Not a week goes by without examples of how disrespectful we are to one of our most important resources, some recent examples;
Satellites Reveal Depletion of a Vital Middle East Water Supply
Just in case you needed more reasons to be concerned about the stability of the Middle East, new research using data from NASA’s gravity-sensing Grace Satellites shows a substantial decline in the volume of groundwater reserves in the Tigris and Euphrates river basins. “Grace data show an alarming rate of decrease in total water storage in the Tigris and Euphrates river basins, which currently have the second fastest rate of groundwater storage loss on Earth, after India,” (Read more)
Is it not in this region, Syria, where one of the worst armed conflicts currently is going on and lots of people are living in exile in terrible conditions?
Climate change and water mismanagement parch Egypt
Tarek Kotb, the First Assistant Minister in the Ministry of Water Resources and Irrigation, says; “By 2050, there will be about 160 million Egyptians and only 370 cubic meters of water per capita” – And then add “Climate Change” with increasing temperatures…

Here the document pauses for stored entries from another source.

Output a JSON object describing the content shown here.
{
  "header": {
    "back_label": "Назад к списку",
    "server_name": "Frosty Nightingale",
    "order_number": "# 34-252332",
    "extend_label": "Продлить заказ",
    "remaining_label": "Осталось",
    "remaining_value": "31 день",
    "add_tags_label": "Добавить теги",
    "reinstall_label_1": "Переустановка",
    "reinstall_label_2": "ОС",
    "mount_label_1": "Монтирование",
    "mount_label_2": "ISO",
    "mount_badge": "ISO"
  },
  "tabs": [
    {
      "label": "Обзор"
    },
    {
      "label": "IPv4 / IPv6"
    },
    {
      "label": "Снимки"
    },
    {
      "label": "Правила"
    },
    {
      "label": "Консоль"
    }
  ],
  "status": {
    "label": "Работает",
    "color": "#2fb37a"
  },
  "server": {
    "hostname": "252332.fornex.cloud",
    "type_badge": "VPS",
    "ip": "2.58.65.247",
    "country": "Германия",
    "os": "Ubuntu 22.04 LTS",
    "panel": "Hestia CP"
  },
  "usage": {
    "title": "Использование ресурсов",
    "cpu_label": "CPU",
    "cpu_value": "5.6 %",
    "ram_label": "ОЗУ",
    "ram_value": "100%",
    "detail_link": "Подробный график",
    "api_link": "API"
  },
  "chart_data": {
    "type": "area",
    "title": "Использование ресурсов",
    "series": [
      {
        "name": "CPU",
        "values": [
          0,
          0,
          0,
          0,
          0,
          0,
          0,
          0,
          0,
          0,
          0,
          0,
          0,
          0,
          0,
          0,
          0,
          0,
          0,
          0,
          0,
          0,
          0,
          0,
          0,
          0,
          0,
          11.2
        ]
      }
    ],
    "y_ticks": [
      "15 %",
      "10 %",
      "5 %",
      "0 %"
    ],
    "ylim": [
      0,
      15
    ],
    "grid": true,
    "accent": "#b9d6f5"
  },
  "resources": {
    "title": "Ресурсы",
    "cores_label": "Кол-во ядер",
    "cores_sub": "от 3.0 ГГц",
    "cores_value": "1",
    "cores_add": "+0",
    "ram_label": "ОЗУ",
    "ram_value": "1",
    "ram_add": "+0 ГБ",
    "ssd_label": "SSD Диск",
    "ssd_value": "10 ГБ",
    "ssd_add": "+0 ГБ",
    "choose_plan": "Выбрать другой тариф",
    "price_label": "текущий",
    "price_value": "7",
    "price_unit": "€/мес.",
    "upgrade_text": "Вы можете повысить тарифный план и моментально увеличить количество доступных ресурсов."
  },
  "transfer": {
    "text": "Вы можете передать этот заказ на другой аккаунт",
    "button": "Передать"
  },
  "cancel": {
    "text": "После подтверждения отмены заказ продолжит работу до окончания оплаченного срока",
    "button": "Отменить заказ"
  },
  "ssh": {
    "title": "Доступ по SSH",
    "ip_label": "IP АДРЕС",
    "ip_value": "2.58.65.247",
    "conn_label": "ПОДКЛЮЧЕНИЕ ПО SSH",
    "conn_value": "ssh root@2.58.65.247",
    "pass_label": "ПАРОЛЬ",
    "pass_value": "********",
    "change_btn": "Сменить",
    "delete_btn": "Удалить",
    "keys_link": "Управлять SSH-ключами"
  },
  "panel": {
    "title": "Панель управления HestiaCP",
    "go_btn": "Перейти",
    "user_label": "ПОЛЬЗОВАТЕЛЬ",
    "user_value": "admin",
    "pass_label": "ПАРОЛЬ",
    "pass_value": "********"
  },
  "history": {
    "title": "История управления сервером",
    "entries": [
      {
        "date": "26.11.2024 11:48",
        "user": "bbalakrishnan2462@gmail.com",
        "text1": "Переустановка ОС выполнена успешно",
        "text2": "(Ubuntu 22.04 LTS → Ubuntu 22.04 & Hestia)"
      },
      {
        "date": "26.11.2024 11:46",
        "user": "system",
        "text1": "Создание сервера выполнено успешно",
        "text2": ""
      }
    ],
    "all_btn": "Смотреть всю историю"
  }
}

(Click picture to read more)
Fracking for Oil and Gas
Water is by far the largest component of fracking fluids. An initial drilling operation itself may consume from 26,000 to 2,640,000 litres of fracking fluids, but over its lifetime an average well may require up to an additional 22 million litres of water for full operation and possible re-stimulation frac jobs. Water being mixed with all kinds of chemicals and injected to the ground…. anyone worried about consequences?
Meat Production
Worldwide, per capita meat consumption increased from 41.3 kilograms in 2009 to 41.9 kilograms in 2010. People In the developing world eat 32 kilograms of meat a year on average, compared to 80 kilograms per person in the industrial world.
Raising livestock not only account for an estimated 18 percent of human-caused greenhouse gas emissions, producing 40 percent of the world’s methane and 65 percent of the world’s nitrous oxide it is also a huge user of water and accounts for roughly 23 percent of all global water use in agriculture, equivalent to 1.15 litres of water per person per day.
Production of one kilogram of meat roughly uses 50.000 litres of water…. and we are increasing meat-consumption at a very high pace….
“We forget that the water cycle and the life cycle are one.”